Why is the outdoors important? Why does it matter so much to you?

“What the outdoors means to me has changed a lot over the years. The outdoors used to be a place I’d sit and think about and dream about and if I could, I would pop in and visit it, to spend a bit of time there. But as I’ve transitioned from being in a desk job to being someone who spends more time out in these environments, it’s become a lifeline, a friend, a place where I can come and just be. 


“Sometimes when I go for a walk (and it sounds crazy) but you can end up just speaking out loud, going through your thoughts. I earn my living from it, but I get my best experiences from it. I get to come and live in it, drive through it and if I’m picking up litter, I’m caring for it. In that way, the outdoors is more of a being, an entity, more than a place you go and visit. You have to interact with it and the more you interact with it, the more you get out of it. For everything you do there is a reward, but you need to work for it and that’s why I love it, because it sits with my way of thinking. It continues to surprise me every time I go into it.” 
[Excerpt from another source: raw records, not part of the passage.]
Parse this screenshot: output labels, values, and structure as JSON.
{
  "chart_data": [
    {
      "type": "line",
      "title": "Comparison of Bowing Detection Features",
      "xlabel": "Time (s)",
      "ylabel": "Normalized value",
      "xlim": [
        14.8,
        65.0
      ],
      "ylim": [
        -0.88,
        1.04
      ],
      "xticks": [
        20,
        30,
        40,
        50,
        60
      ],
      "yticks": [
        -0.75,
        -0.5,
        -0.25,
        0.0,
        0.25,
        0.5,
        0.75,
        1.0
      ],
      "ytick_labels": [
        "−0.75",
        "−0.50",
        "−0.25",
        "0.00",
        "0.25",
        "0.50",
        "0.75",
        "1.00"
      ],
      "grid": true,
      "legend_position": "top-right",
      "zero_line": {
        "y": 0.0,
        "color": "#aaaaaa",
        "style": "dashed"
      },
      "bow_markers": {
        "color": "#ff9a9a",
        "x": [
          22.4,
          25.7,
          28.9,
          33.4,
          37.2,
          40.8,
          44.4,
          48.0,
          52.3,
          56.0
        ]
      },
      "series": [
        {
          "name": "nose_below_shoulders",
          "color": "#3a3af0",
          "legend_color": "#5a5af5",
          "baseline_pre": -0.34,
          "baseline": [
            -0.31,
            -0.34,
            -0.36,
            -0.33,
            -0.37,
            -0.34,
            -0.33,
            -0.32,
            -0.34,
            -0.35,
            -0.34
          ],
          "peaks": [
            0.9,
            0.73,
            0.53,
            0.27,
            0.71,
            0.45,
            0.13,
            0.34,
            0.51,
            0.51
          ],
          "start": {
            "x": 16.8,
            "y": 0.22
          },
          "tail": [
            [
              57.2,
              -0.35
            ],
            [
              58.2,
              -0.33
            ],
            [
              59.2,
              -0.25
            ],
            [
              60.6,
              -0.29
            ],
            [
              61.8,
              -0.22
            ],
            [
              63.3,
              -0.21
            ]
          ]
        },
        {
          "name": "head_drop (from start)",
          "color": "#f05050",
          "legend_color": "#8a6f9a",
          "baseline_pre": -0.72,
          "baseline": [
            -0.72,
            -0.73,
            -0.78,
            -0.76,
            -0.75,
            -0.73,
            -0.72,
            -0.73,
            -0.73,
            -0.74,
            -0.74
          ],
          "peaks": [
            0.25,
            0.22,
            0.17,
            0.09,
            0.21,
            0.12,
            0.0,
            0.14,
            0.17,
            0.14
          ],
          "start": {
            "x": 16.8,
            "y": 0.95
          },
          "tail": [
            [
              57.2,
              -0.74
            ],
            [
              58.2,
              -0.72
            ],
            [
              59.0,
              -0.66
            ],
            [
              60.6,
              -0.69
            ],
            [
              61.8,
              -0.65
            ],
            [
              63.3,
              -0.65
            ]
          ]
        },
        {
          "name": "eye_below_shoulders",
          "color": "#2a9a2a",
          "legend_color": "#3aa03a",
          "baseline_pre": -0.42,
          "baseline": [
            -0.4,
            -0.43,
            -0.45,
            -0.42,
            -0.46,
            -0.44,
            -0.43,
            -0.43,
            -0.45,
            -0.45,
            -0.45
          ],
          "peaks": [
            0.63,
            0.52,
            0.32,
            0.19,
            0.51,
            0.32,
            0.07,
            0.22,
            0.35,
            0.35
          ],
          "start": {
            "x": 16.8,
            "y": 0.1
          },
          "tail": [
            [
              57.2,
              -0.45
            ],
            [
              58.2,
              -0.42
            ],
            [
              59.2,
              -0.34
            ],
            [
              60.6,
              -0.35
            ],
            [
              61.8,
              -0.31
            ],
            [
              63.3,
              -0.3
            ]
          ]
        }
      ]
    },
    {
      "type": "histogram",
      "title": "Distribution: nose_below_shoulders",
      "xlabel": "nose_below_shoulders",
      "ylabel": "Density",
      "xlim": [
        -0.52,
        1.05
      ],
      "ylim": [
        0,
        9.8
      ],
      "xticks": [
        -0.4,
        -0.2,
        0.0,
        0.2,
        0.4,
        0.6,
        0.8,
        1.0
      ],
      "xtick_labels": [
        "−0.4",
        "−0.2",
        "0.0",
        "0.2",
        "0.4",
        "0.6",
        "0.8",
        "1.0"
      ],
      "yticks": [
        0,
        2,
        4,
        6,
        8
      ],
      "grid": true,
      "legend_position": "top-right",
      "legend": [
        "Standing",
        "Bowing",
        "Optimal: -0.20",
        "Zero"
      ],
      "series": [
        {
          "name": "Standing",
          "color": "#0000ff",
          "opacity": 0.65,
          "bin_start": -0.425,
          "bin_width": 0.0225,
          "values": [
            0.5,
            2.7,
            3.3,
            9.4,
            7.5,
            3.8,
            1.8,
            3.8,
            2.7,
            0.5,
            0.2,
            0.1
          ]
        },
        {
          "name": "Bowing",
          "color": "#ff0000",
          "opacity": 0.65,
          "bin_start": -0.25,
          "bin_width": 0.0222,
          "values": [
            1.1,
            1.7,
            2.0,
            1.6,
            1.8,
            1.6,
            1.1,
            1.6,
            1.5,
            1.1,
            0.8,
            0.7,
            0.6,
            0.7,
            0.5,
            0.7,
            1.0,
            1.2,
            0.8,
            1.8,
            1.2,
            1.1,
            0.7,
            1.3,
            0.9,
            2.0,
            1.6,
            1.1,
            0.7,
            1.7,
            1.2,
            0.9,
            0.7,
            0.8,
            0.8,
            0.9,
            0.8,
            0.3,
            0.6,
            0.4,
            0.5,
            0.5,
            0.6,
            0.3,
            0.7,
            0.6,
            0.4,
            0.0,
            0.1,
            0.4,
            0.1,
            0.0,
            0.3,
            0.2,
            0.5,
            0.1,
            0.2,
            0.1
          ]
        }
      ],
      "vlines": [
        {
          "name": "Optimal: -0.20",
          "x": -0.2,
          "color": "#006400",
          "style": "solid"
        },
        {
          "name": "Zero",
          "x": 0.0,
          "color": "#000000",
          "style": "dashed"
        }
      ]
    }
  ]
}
What have you learned about life from your experiences in the outdoors?

“You really have to find what makes you happy. It doesn’t have to be adventuring or a different job, you just need to find what it is that drives you and lights a little fire inside you and make that what you do. Because if you’re not happy then all the people around you aren’t happy, and it just creates a horrible lifestyle. Just find what it is you want to do and pursue it. Do it in small steps, maybe at the weekends, and then you can build on it. But most importantly, just follow your passion.”